Desmond Tutu è uno dei più noti attivisti dei diritti umani nel Sud Africa, vincitore del Premio Nobel per la Pace nel 1984 per il suo impegno nel risolvere e porre fine all’apartheid. Nato nel 1931 a Klerksdorp, Transvaal, Sud Africa, è diventato il primo arcivescovo anglicano nero di Città del Capo e di Johannesburg. Attraverso le sue conferenze e scritti di critica all’apartheid, era conosciuto come la “voce” dei sudafricani neri che non avevano voce. Dopo la rivolta degli studenti a Soweto sfociata in tumulti, Tutu ha sostenuto il boicottaggio economico del suo paese, mentre costantemente incoraggiava la riconciliazione tra le varie fazioni associate all’apartheid.

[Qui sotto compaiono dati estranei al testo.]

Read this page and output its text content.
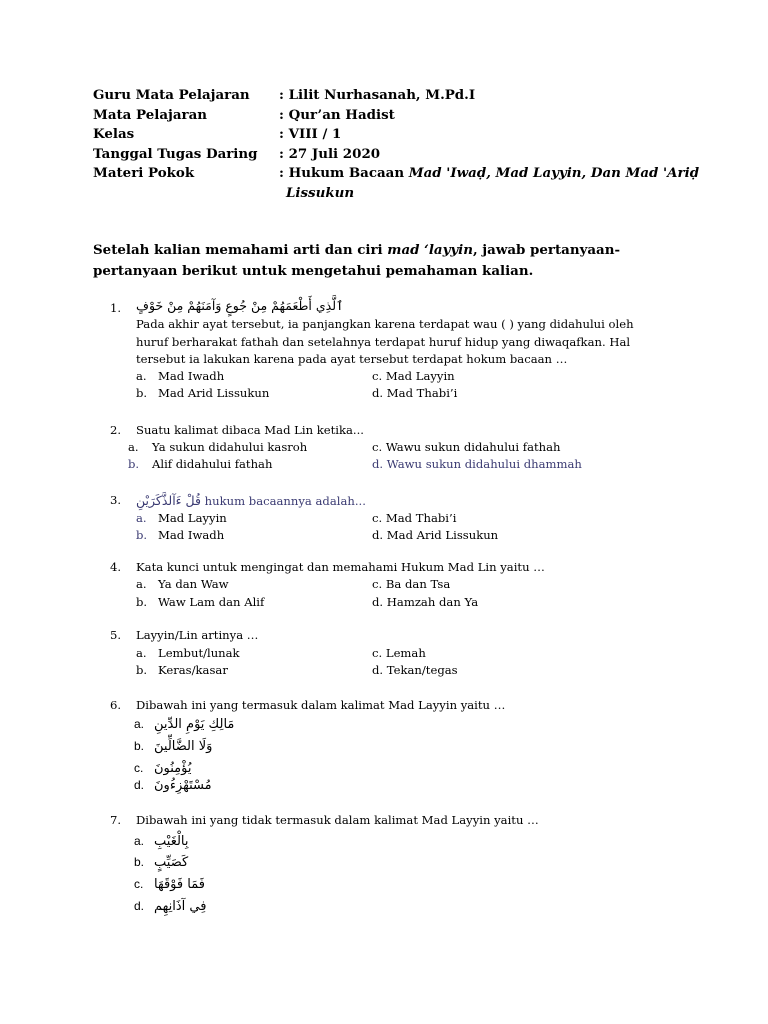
Guru Mata Pelajaran : Lilit Nurhasanah, M.Pd.I
Mata Pelajaran	: Qur’an Hadist
Kelas	: VIII / 1
Tanggal Tugas Daring : 27 Juli 2020
Materi Pokok	: Hukum Bacaan Mad 'Iwaḍ, Mad Layyin, Dan Mad 'Ariḍ
Lissukun
Setelah kalian memahami arti dan ciri mad ‘layyin, jawab pertanyaan-pertanyaan berikut untuk mengetahui pemahaman kalian.
1. ٱلَّذِي أَطْعَمَهُمْ مِنْ جُوعٍ وَآمَنَهُمْ مِنْ خَوْفٍ
Pada akhir ayat tersebut, ia panjangkan karena terdapat wau ( ) yang didahului oleh huruf berharakat fathah dan setelahnya terdapat huruf hidup yang diwaqafkan. Hal tersebut ia lakukan karena pada ayat tersebut terdapat hokum bacaan …
a. Mad Iwadh
b. Mad Arid Lissukun
c. Mad Layyin
d. Mad Thabi’i
2. Suatu kalimat dibaca Mad Lin ketika...
a. Ya sukun didahului kasroh
b. Alif didahului fathah
c. Wawu sukun didahului fathah
d. Wawu sukun didahului dhammah
3. قُلْ ءَآلذَّكَرَيْنِ hukum bacaannya adalah...
a. Mad Layyin
b. Mad Iwadh
c. Mad Thabi’i
d. Mad Arid Lissukun
4. Kata kunci untuk mengingat dan memahami Hukum Mad Lin yaitu …
a. Ya dan Waw
b. Waw Lam dan Alif
c. Ba dan Tsa
d. Hamzah dan Ya
5. Layyin/Lin artinya …
a. Lembut/lunak
b. Keras/kasar
c. Lemah
d. Tekan/tegas
6. Dibawah ini yang termasuk dalam kalimat Mad Layyin yaitu …
a. مَالِكِ يَوْمِ الدِّينِ
b. وَلَا الضَّالِّينَ
c. يُؤْمِنُونَ
d. مُسْتَهْزِءُونَ
7. Dibawah ini yang tidak termasuk dalam kalimat Mad Layyin yaitu …
a. بِالْغَيْبِ
b. كَصَيِّبٍ
c. فَمَا فَوْقَهَا
d. فِي آذَانِهِم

Quando si sono svolte le prime elezioni multirazziali in Sudafrica nel 1994, che hanno eletto Nelson Mandela come primo presidente nero della nazione, Mandela lo ha nominato presidente della Commissione Verità e Riconciliazione (TRC).

Nel suo lavoro sui diritti umani, Tutu ha formulato il suo obiettivo come “una società giusta e democratica, senza divisioni razziali”, e ha stabilito da lì in poi il minimo richiesto per la sua realizzazione, inclusi i diritti civili uguali per tutti, un sistema comune di istruzione e la cessazione della deportazione forzata.

Oltre al Premio Nobel, a Tutu sono stati conferiti numerosi riconoscimenti, tra cui la Pacem in Terris Award, il Vescovo John T. Walker Distinguished Humanitarian Service Award, il Premio Lincoln e il Premio Leadership Gandhi Peace.

Desmond Tutu continua a viaggiare molto, lotta per i diritti umani e l’uguaglianza di tutti i popoli, sia all’interno del Sud Africa che a livello internazionale.